Dix-neuvième siècle

Projet de recherche

Marchés et morales. La »Moral Economy« du capitalisme français de 1880 à 1914/18

Jürgen Finger

Chargé de recherche

jfinger@dhi-paris.fr
Twitter @JuergenFinger
Carnet de recherche Moral Economy


Toute action sociale est structurée par des jugements moraux, même l’action économique. Mais les valeurs morales diffèrent selon l’aire culturelle, selon les nations et les régions, selon le statut social ou encore le groupe de référence qui est adressé et moralisé. Selon le contexte, le fonctionnement de la morale est différent. Il est désormais préférable que les historiens et historiennes toujours parlent des morales et des moralités au pluriel.

Le projet de recherche reprend le concept de Moral Economy d’après E.P. Thompson et propose de le développer, compte tenu les théories d’une histoire sociale et culturelle de l’économie (Kulturgeschichte des Ökonomischen) et influencé par des recherches récentes de la sociologie et de l’anthropologie économiques. Il faut employer les notions morale/moralité/valeurs morales d’une manière strictement analytique, pas de manière normative. Ainsi, ces notions peuvent devenir un instrument pour mieux comprendre les transformations sociales et économiques de la France à l’aube du XXe  siècle. Le projet s’intéresse aux modèles de comportement et de pensée, aux routines économiques et á leurs légitimations. L’analyse évitera donc l’opposition simplifiée de la morale d’un côté (sociale et »bonne«) et de l’économie de l’autre (fonctionnelle-utilitariste et »mauvaise«), ainsi qu’une fonctionnalisation unidimensionnelle de la morale. Évidemment, la morale n’est pas un coefficient correcteur, externe à l’économie, mais partie intégrante de chaque discours sur l’économie, structurant ainsi toute activité économique. Par conséquent, la recherche sur la morale économique ne propose pas de point d’observation privilégié pour prononcer des jugements de valeur. 

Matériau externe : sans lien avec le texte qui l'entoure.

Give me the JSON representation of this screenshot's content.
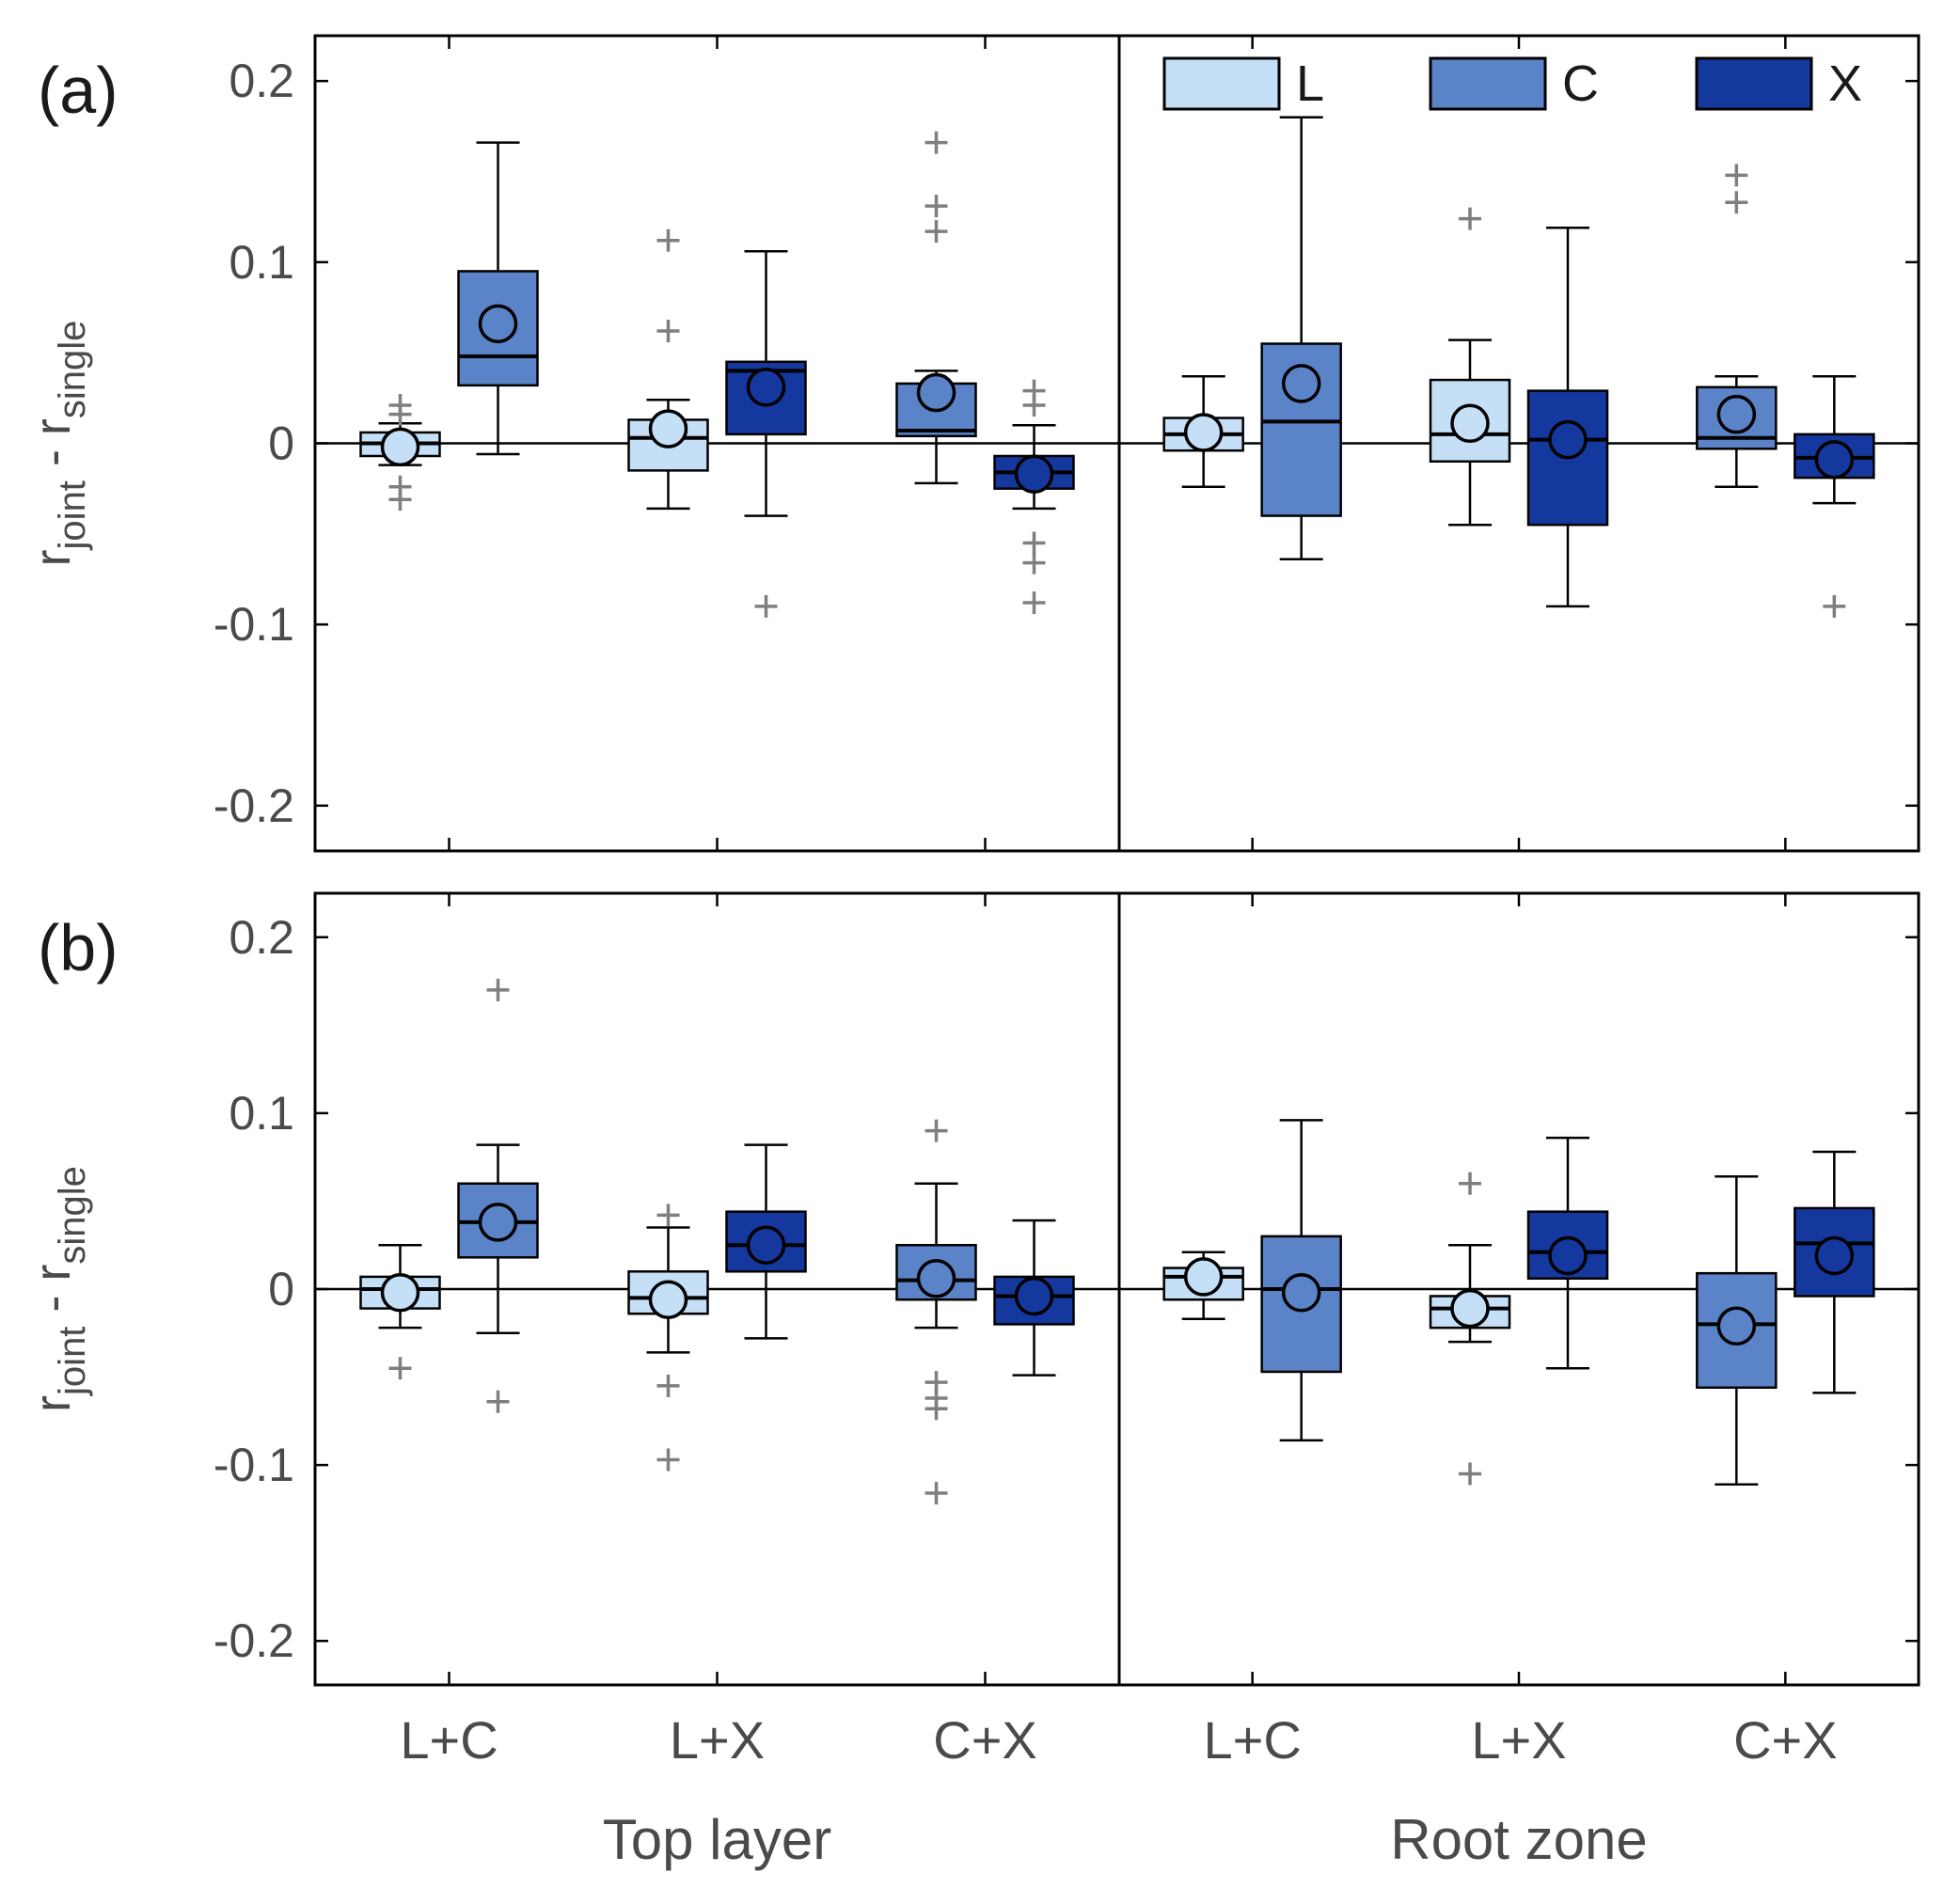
{
  "chart_data": {
    "type": "box",
    "title": "",
    "ylabel_parts": [
      {
        "text": "r",
        "sub": false
      },
      {
        "text": "joint",
        "sub": true
      },
      {
        "text": " - r",
        "sub": false
      },
      {
        "text": "single",
        "sub": true
      }
    ],
    "ylim": [
      -0.225,
      0.225
    ],
    "yticks": [
      {
        "label": "0.2",
        "value": 0.2
      },
      {
        "label": "0.1",
        "value": 0.1
      },
      {
        "label": "0",
        "value": 0
      },
      {
        "label": "-0.1",
        "value": -0.1
      },
      {
        "label": "-0.2",
        "value": -0.2
      }
    ],
    "categories": [
      "L+C",
      "L+X",
      "C+X"
    ],
    "legend": [
      "L",
      "C",
      "X"
    ],
    "series_colors": {
      "L": "#C5DFF6",
      "C": "#5B83C7",
      "X": "#15389E"
    },
    "axis_color": "#000000",
    "text_color": "#4a4a4a",
    "outlier_color": "#7f7f7f",
    "grid": false,
    "legend_position": "top-right-inside",
    "panels": [
      {
        "label": "(a)",
        "subpanels": [
          {
            "xlabel": "Top layer",
            "groups": [
              {
                "category": "L+C",
                "boxes": [
                  {
                    "series": "L",
                    "whisker_low": -0.012,
                    "q1": -0.007,
                    "median": 0.0,
                    "q3": 0.006,
                    "whisker_high": 0.011,
                    "mean": -0.002,
                    "outliers": [
                      0.021,
                      0.016,
                      -0.024,
                      -0.031
                    ]
                  },
                  {
                    "series": "C",
                    "whisker_low": -0.006,
                    "q1": 0.032,
                    "median": 0.048,
                    "q3": 0.095,
                    "whisker_high": 0.166,
                    "mean": 0.066,
                    "outliers": []
                  }
                ]
              },
              {
                "category": "L+X",
                "boxes": [
                  {
                    "series": "L",
                    "whisker_low": -0.036,
                    "q1": -0.015,
                    "median": 0.003,
                    "q3": 0.013,
                    "whisker_high": 0.024,
                    "mean": 0.008,
                    "outliers": [
                      0.112,
                      0.062
                    ]
                  },
                  {
                    "series": "X",
                    "whisker_low": -0.04,
                    "q1": 0.005,
                    "median": 0.04,
                    "q3": 0.045,
                    "whisker_high": 0.106,
                    "mean": 0.031,
                    "outliers": [
                      -0.09
                    ]
                  }
                ]
              },
              {
                "category": "C+X",
                "boxes": [
                  {
                    "series": "C",
                    "whisker_low": -0.022,
                    "q1": 0.004,
                    "median": 0.007,
                    "q3": 0.033,
                    "whisker_high": 0.04,
                    "mean": 0.028,
                    "outliers": [
                      0.166,
                      0.131,
                      0.117
                    ]
                  },
                  {
                    "series": "X",
                    "whisker_low": -0.036,
                    "q1": -0.025,
                    "median": -0.016,
                    "q3": -0.007,
                    "whisker_high": 0.01,
                    "mean": -0.017,
                    "outliers": [
                      0.029,
                      0.021,
                      -0.055,
                      -0.066,
                      -0.088
                    ]
                  }
                ]
              }
            ]
          },
          {
            "xlabel": "Root zone",
            "groups": [
              {
                "category": "L+C",
                "boxes": [
                  {
                    "series": "L",
                    "whisker_low": -0.024,
                    "q1": -0.004,
                    "median": 0.005,
                    "q3": 0.014,
                    "whisker_high": 0.037,
                    "mean": 0.006,
                    "outliers": []
                  },
                  {
                    "series": "C",
                    "whisker_low": -0.064,
                    "q1": -0.04,
                    "median": 0.012,
                    "q3": 0.055,
                    "whisker_high": 0.18,
                    "mean": 0.033,
                    "outliers": []
                  }
                ]
              },
              {
                "category": "L+X",
                "boxes": [
                  {
                    "series": "L",
                    "whisker_low": -0.045,
                    "q1": -0.01,
                    "median": 0.005,
                    "q3": 0.035,
                    "whisker_high": 0.057,
                    "mean": 0.011,
                    "outliers": [
                      0.124
                    ]
                  },
                  {
                    "series": "X",
                    "whisker_low": -0.09,
                    "q1": -0.045,
                    "median": 0.002,
                    "q3": 0.029,
                    "whisker_high": 0.119,
                    "mean": 0.002,
                    "outliers": []
                  }
                ]
              },
              {
                "category": "C+X",
                "boxes": [
                  {
                    "series": "C",
                    "whisker_low": -0.024,
                    "q1": -0.003,
                    "median": 0.003,
                    "q3": 0.031,
                    "whisker_high": 0.037,
                    "mean": 0.016,
                    "outliers": [
                      0.148,
                      0.133
                    ]
                  },
                  {
                    "series": "X",
                    "whisker_low": -0.033,
                    "q1": -0.019,
                    "median": -0.008,
                    "q3": 0.005,
                    "whisker_high": 0.037,
                    "mean": -0.009,
                    "outliers": [
                      -0.09
                    ]
                  }
                ]
              }
            ]
          }
        ]
      },
      {
        "label": "(b)",
        "subpanels": [
          {
            "xlabel": "Top layer",
            "groups": [
              {
                "category": "L+C",
                "boxes": [
                  {
                    "series": "L",
                    "whisker_low": -0.022,
                    "q1": -0.011,
                    "median": 0.0,
                    "q3": 0.007,
                    "whisker_high": 0.025,
                    "mean": -0.002,
                    "outliers": [
                      -0.045
                    ]
                  },
                  {
                    "series": "C",
                    "whisker_low": -0.025,
                    "q1": 0.018,
                    "median": 0.038,
                    "q3": 0.06,
                    "whisker_high": 0.082,
                    "mean": 0.038,
                    "outliers": [
                      0.17,
                      -0.064
                    ]
                  }
                ]
              },
              {
                "category": "L+X",
                "boxes": [
                  {
                    "series": "L",
                    "whisker_low": -0.036,
                    "q1": -0.014,
                    "median": -0.005,
                    "q3": 0.01,
                    "whisker_high": 0.035,
                    "mean": -0.006,
                    "outliers": [
                      0.042,
                      -0.055,
                      -0.097
                    ]
                  },
                  {
                    "series": "X",
                    "whisker_low": -0.028,
                    "q1": 0.01,
                    "median": 0.025,
                    "q3": 0.044,
                    "whisker_high": 0.082,
                    "mean": 0.025,
                    "outliers": []
                  }
                ]
              },
              {
                "category": "C+X",
                "boxes": [
                  {
                    "series": "C",
                    "whisker_low": -0.022,
                    "q1": -0.006,
                    "median": 0.005,
                    "q3": 0.025,
                    "whisker_high": 0.06,
                    "mean": 0.006,
                    "outliers": [
                      0.09,
                      -0.053,
                      -0.062,
                      -0.068,
                      -0.116
                    ]
                  },
                  {
                    "series": "X",
                    "whisker_low": -0.049,
                    "q1": -0.02,
                    "median": -0.004,
                    "q3": 0.007,
                    "whisker_high": 0.039,
                    "mean": -0.004,
                    "outliers": []
                  }
                ]
              }
            ]
          },
          {
            "xlabel": "Root zone",
            "groups": [
              {
                "category": "L+C",
                "boxes": [
                  {
                    "series": "L",
                    "whisker_low": -0.017,
                    "q1": -0.006,
                    "median": 0.007,
                    "q3": 0.012,
                    "whisker_high": 0.021,
                    "mean": 0.007,
                    "outliers": []
                  },
                  {
                    "series": "C",
                    "whisker_low": -0.086,
                    "q1": -0.047,
                    "median": 0.0,
                    "q3": 0.03,
                    "whisker_high": 0.096,
                    "mean": -0.002,
                    "outliers": []
                  }
                ]
              },
              {
                "category": "L+X",
                "boxes": [
                  {
                    "series": "L",
                    "whisker_low": -0.03,
                    "q1": -0.022,
                    "median": -0.011,
                    "q3": -0.004,
                    "whisker_high": 0.025,
                    "mean": -0.011,
                    "outliers": [
                      0.06,
                      -0.105
                    ]
                  },
                  {
                    "series": "X",
                    "whisker_low": -0.045,
                    "q1": 0.006,
                    "median": 0.021,
                    "q3": 0.044,
                    "whisker_high": 0.086,
                    "mean": 0.019,
                    "outliers": []
                  }
                ]
              },
              {
                "category": "C+X",
                "boxes": [
                  {
                    "series": "C",
                    "whisker_low": -0.111,
                    "q1": -0.056,
                    "median": -0.02,
                    "q3": 0.009,
                    "whisker_high": 0.064,
                    "mean": -0.021,
                    "outliers": []
                  },
                  {
                    "series": "X",
                    "whisker_low": -0.059,
                    "q1": -0.004,
                    "median": 0.026,
                    "q3": 0.046,
                    "whisker_high": 0.078,
                    "mean": 0.019,
                    "outliers": []
                  }
                ]
              }
            ]
          }
        ]
      }
    ]
  }
}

Il ne s'agit pas de rendre des jugements moraux. En tant que historiens et historiennes, nous désirons comprendre les transformations de l'économie et de la société.

Dans quelles situations, comment et avec quels résultats, les valeurs morales ont-ils guidé l’économie? La morale a-t-elle servi seulement à limiter l’économie, ou a-t-elle stabilisé un marché, c’est á dire les relations sociales des acteurs économiques? Ou était-elle simplement la superstructure idéologique d’une pondération matérielle? Comme les relations sociales sur un marché souvent sont imprégnées par des asymétries (en matière de pouvoir et d’information; entre concurrents et partenaires; entre producteurs, commerçants et consommateurs; entre créanciers et débiteurs), la morale était-elle capable de compenser ces asymétries? Ou est-ce-que le droit du plus fort s’est imposé á la morale? L’ordre moral perde-t-il en importance à l’aube du XXe siècle, quand l’État a commencé à réguler les marchés de plus en plus étroitement?

Le projet examine ces questions sur trois champs de recherche, considérant la France entre 1880 et la Grande Guerre: Y-a-t-il un juste prix pour des denrées? La faillite et la banqueroute étaient-elles encore une question de morale? Comment des routines morales ont-elles stabilisé le marché financier gris de Paris, où les transactions étaient illicites par principe? À partir de ces fragments le projet reconstruira l’Économie morale diverse et ambiguë de la France dans la Belle Époque.